Frank Chain


     Frank Chain was born in Pike County, Ohio, in 1872, in an area that was known
  as Yankee Hill. He came with his parents, John M. Chain and Emily Ware Chain, and 
  three brothers, John, Oscar, and William Alfred, on an emigrant train to Hutchinson,
  Kansas, in 1878.
     His father purchased land five miles southwest of Haven, Kansas, from the Atchinson
  Topeka and Santa Fe Railroad for four dollars per acre. It was here the rest of
  the family was born.
     When my father, Frank, became a young man, he made two trips on horseback to
  the Cheyenne Arapaho Territory in Oklahoma. In 1893 with his brother, Oscar, a 
  friend, Paul Marshall, driving a covered wagon with supplies, went to Caldwell,
  Kansas, to make the Cherokee Strip Run into Oklahoma. They later commented that
  making the run was the greatest experience of their lifetime. Their journey home
  was through Enid, Alva, Kowa, Medicine Lodge, Kingman, the home to Haven.
     In 1894 Frank and his brother, John, and wife, Ella went to Cheyenne Arapaho
  Territory, taking claims Northwest of what was later Oakwood, Oklahoma. Tall grass
  and wild game was abundant in this period of time.
     On January 24, 1906, Frank married Bessie Mae Henderson who was born in a sod
  house in Western Kansas. Her folks moved to Belle Plaine later to Indian Territory,
  where she met Frank Chain.
     Frank and Bessie had four children, Iona born in 1907 the year Oklahoma became
  a state, Aline in 1910, George in 1913, and Lorin in 1924.
     My folks improved their homestead during the years, a new house and a red barn
  were built. This barn was so meaningful to the family for it was in the hay-loft
  in the spring all the family would sit and shell seed corn. We children played on
  the hay and hid our Easter eggs here. Watching the hay fork pulled by a horse,
  taking those large forks of hay back into the loft, and dumping them, was always
  a thrilling sight. The cows were milked here and calves fed. It was home for the
  horses and mules to be fed three thi8mes a day if they were working. We children
  never gew tired of watching the pigeons that lived in the cupola. The barn was
  built in 1906, an addition added in 1910, and it burned in 1917.
     Before and during the First World War, the Industrial Workers of the World,
  wanted to gain their demands and overthrow capitilism formed the I.W.W.'s (I won't
  work) organization. They went from Texas to North Dakota burning barns.
     Our barn burned on Sunday morning in March. This dishartened my parents, so
  they came to Barber County looking for grassland. John Sandy of Sharon, Realator
  showed them the Kemp Ranch, then owned by Alven and Gillespie. The folks bought
  the ranch November 7, 1918, and we moved to Barber County in the spring of 1919.

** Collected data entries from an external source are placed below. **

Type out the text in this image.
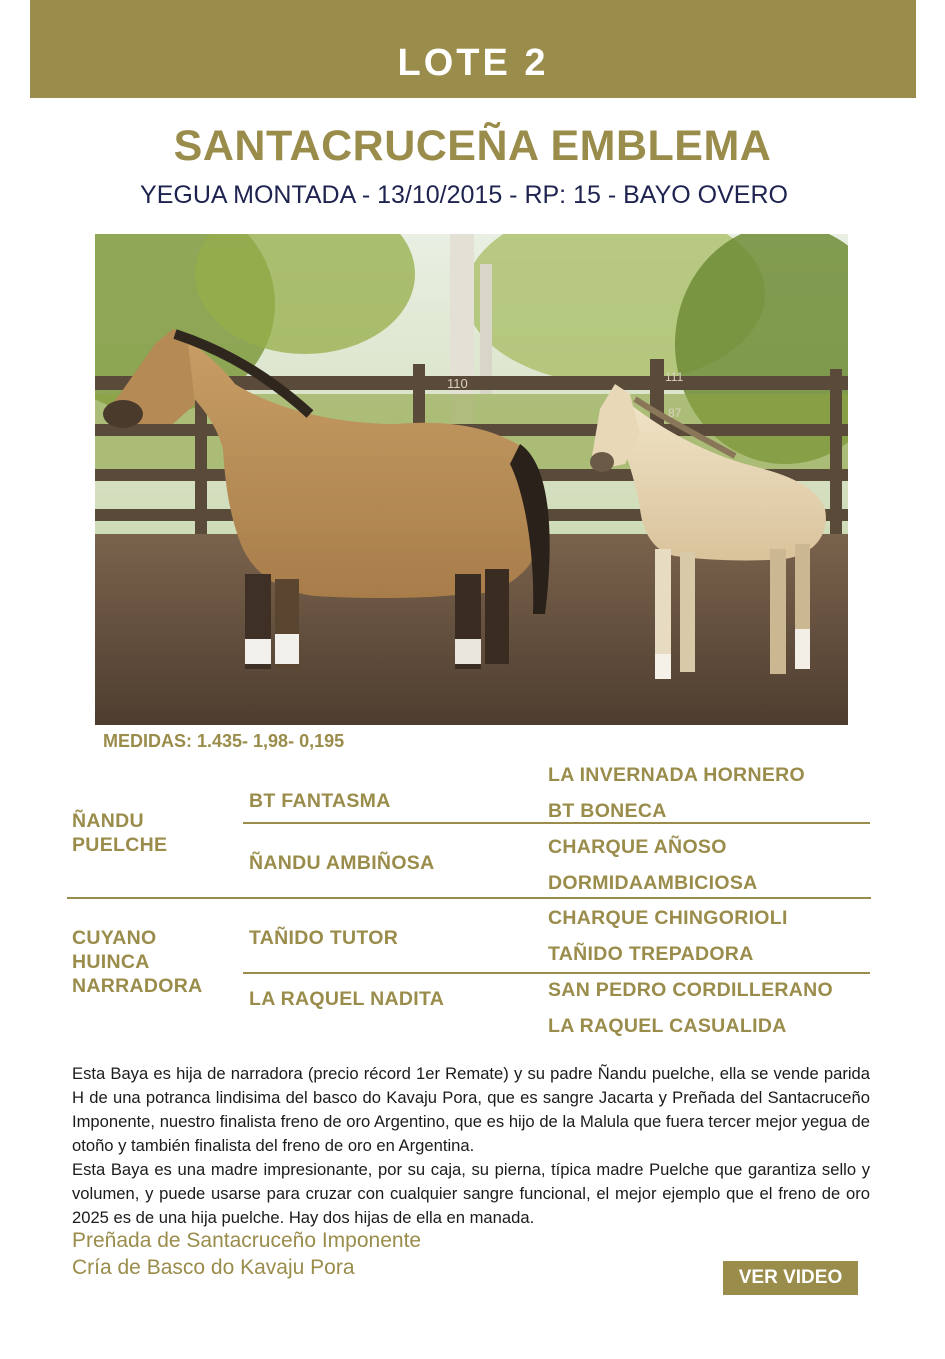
LOTE 2
SANTACRUCEÑA EMBLEMA
YEGUA MONTADA - 13/10/2015 - RP: 15 - BAYO OVERO
110	111
87
MEDIDAS: 1.435- 1,98- 0,195
ÑANDU
PUELCHE
CUYANO
HUINCA
NARRADORA
BT FANTASMA
ÑANDU AMBIÑOSA
TAÑIDO TUTOR
LA RAQUEL NADITA
LA INVERNADA HORNERO
BT BONECA
CHARQUE AÑOSO
DORMIDAAMBICIOSA
CHARQUE CHINGORIOLI
TAÑIDO TREPADORA
SAN PEDRO CORDILLERANO
LA RAQUEL CASUALIDA

Esta Baya es hija de narradora (precio récord 1er Remate) y su padre Ñandu puelche, ella se vende parida H de una potranca lindisima del basco do Kavaju Pora, que es sangre Jacarta y Preñada del Santacruceño Imponente, nuestro finalista freno de oro Argentino, que es hijo de la Malula que fuera tercer mejor yegua de otoño y también finalista del freno de oro en Argentina.

Esta Baya es una madre impresionante, por su caja, su pierna, típica madre Puelche que garantiza sello y volumen, y puede usarse para cruzar con cualquier sangre funcional, el mejor ejemplo que el freno de oro 2025 es de una hija puelche. Hay dos hijas de ella en manada.

Preñada de Santacruceño Imponente
Cría de Basco do Kavaju Pora	VER VIDEO
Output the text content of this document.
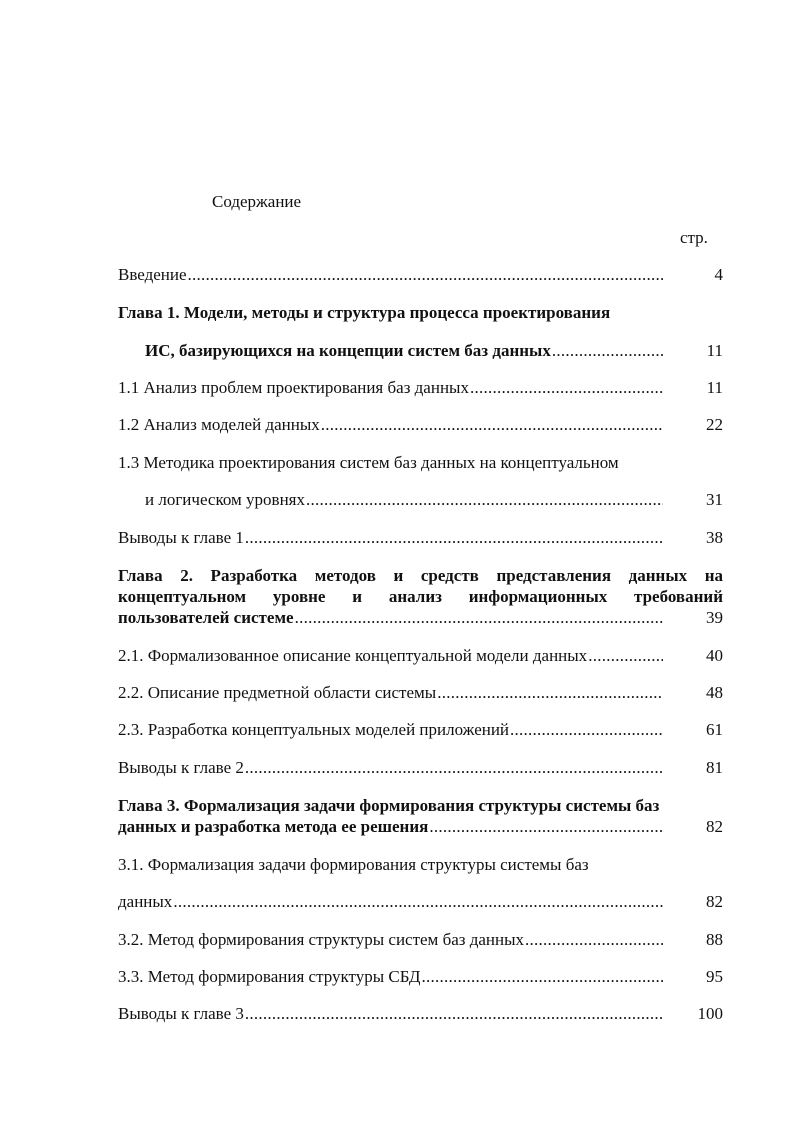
Содержание
стр.
Введение . . .	4
Глава 1. Модели, методы и структура процесса проектирования
ИС, базирующихся на концепции систем баз данных . . .	11
1.1 Анализ проблем проектирования баз данных . . .	11
1.2 Анализ моделей данных . . .	22
1.3 Методика проектирования систем баз данных на концептуальном
и логическом уровнях . . .	31
Выводы к главе 1 . . .	38
Глава 2. Разработка методов и средств представления данных на
концептуальном уровне и анализ информационных требований
пользователей системе . . .	39
2.1. Формализованное описание концептуальной модели данных . . .	40
2.2. Описание предметной области системы . . .	48
2.3. Разработка концептуальных моделей приложений . . .	61
Выводы к главе 2 . . .	81
Глава 3. Формализация задачи формирования структуры системы баз
данных и разработка метода ее решения . . .	82
3.1. Формализация задачи формирования структуры системы баз
данных . . .	82
3.2. Метод формирования структуры систем баз данных . . .	88
3.3. Метод формирования структуры СБД . . .	95
Выводы к главе 3 . . .	100
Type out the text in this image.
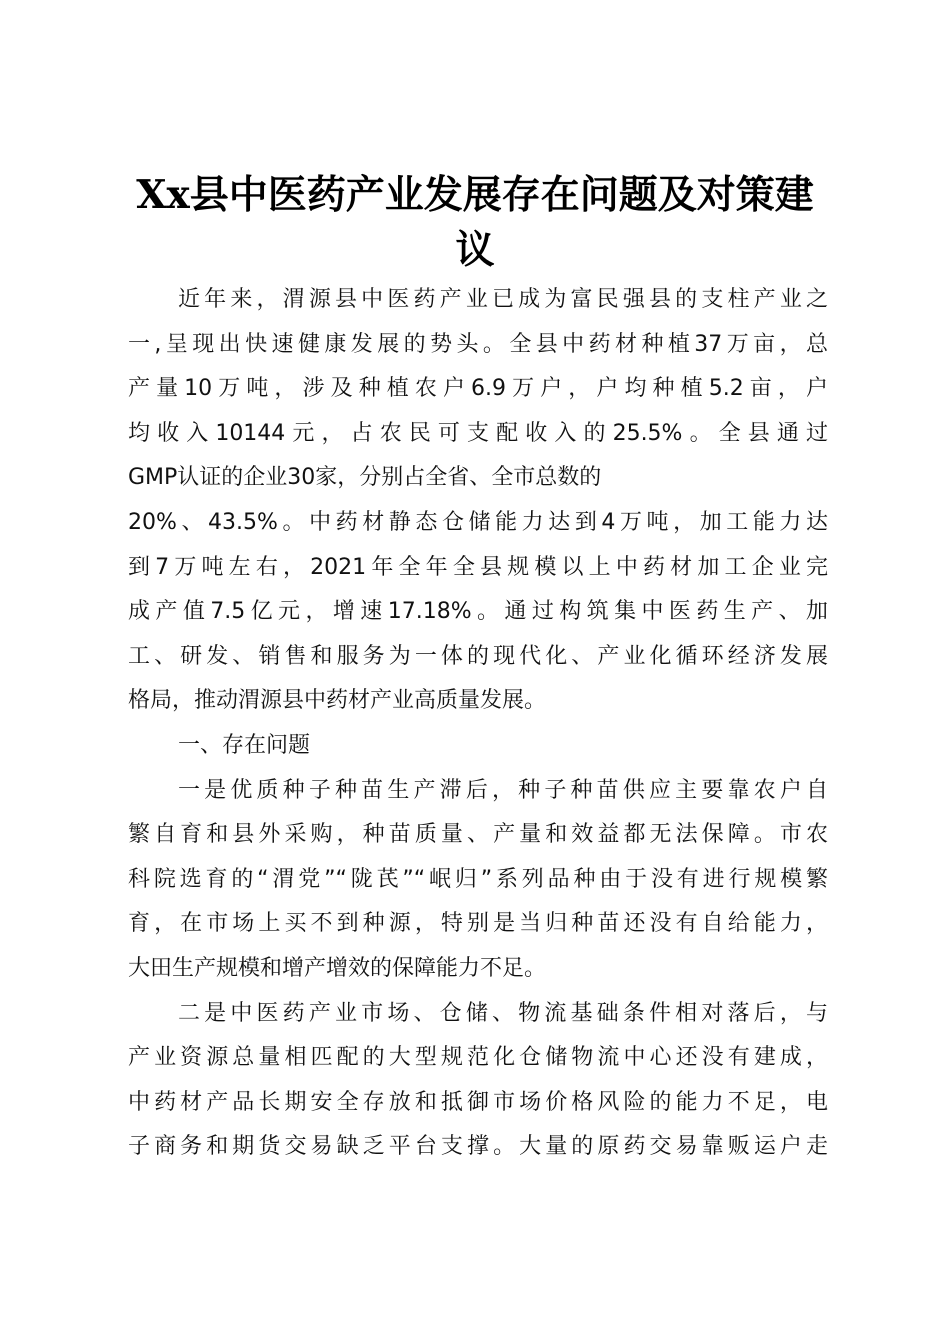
Xx县中医药产业发展存在问题及对策建议
近年来，渭源县中医药产业已成为富民强县的支柱产业之
一,呈现出快速健康发展的势头。全县中药材种植37万亩，总
产量10万吨，涉及种植农户6.9万户，户均种植5.2亩，户
均收入10144元，占农民可支配收入的25.5%。全县通过
GMP认证的企业30家，分别占全省、全市总数的
20%、43.5%。中药材静态仓储能力达到4万吨，加工能力达
到7万吨左右，2021年全年全县规模以上中药材加工企业完
成产值7.5亿元，增速17.18%。通过构筑集中医药生产、加
工、研发、销售和服务为一体的现代化、产业化循环经济发展
格局，推动渭源县中药材产业高质量发展。
一、存在问题
一是优质种子种苗生产滞后，种子种苗供应主要靠农户自
繁自育和县外采购，种苗质量、产量和效益都无法保障。市农
科院选育的“渭党”“陇芪”“岷归”系列品种由于没有进行规模繁
育，在市场上买不到种源，特别是当归种苗还没有自给能力，
大田生产规模和增产增效的保障能力不足。
二是中医药产业市场、仓储、物流基础条件相对落后，与
产业资源总量相匹配的大型规范化仓储物流中心还没有建成，
中药材产品长期安全存放和抵御市场价格风险的能力不足，电
子商务和期货交易缺乏平台支撑。大量的原药交易靠贩运户走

     My mother and we children drove our Dodge touring car and pulled a small trailer.
  My father and Lee Pearce (the hired man) drove a covered wagon, leading his horses
  behind, and to Kansas we came.
     As soon as the grass was good, we were sent a telegram to Sharon saying our
  cows sould be into Harper the next morning. They put the covered wagon together,
  packed some food and leading saddle horses behind, we started out and drove all 
  night. We children slept in the back of the wagon. We got into Harper at sunrise.
  My Uncle Oscar had come on the caboose of the freight train with the cattle. A
  campfire was built and breakfast was cooked by the stockyards.
     After visiting awhile, the drive to the ranch was started. A kind farmer along
  the road let us corral the cattle one night. We made it on to the ranch the next 
  day.
     We lived three miles from the Mumford School. Alta Powers was the teacher the
  year we attended in 1919 and 1920. Our folks took us to school in the Dodge touring
  car with cloth side curtains. On cold mornings we three children would get down
  behind the back seat and put a quilt over our heads. If our folks weren't there
  to bring us home of an evening, we'd start the three mile journey home.
     Our only neighbors were Beauchamps living on the Singer place a mile North, and
  Luke and Lee Chapin about five mile South. We never got lonesome living there,
  but after one delightful year, the folks thought if we children were to get an
  education, they better move back to our home in Oklahoma where school was only a
  quarter mile away.
     The ranch still remains in the family, a place with many memories.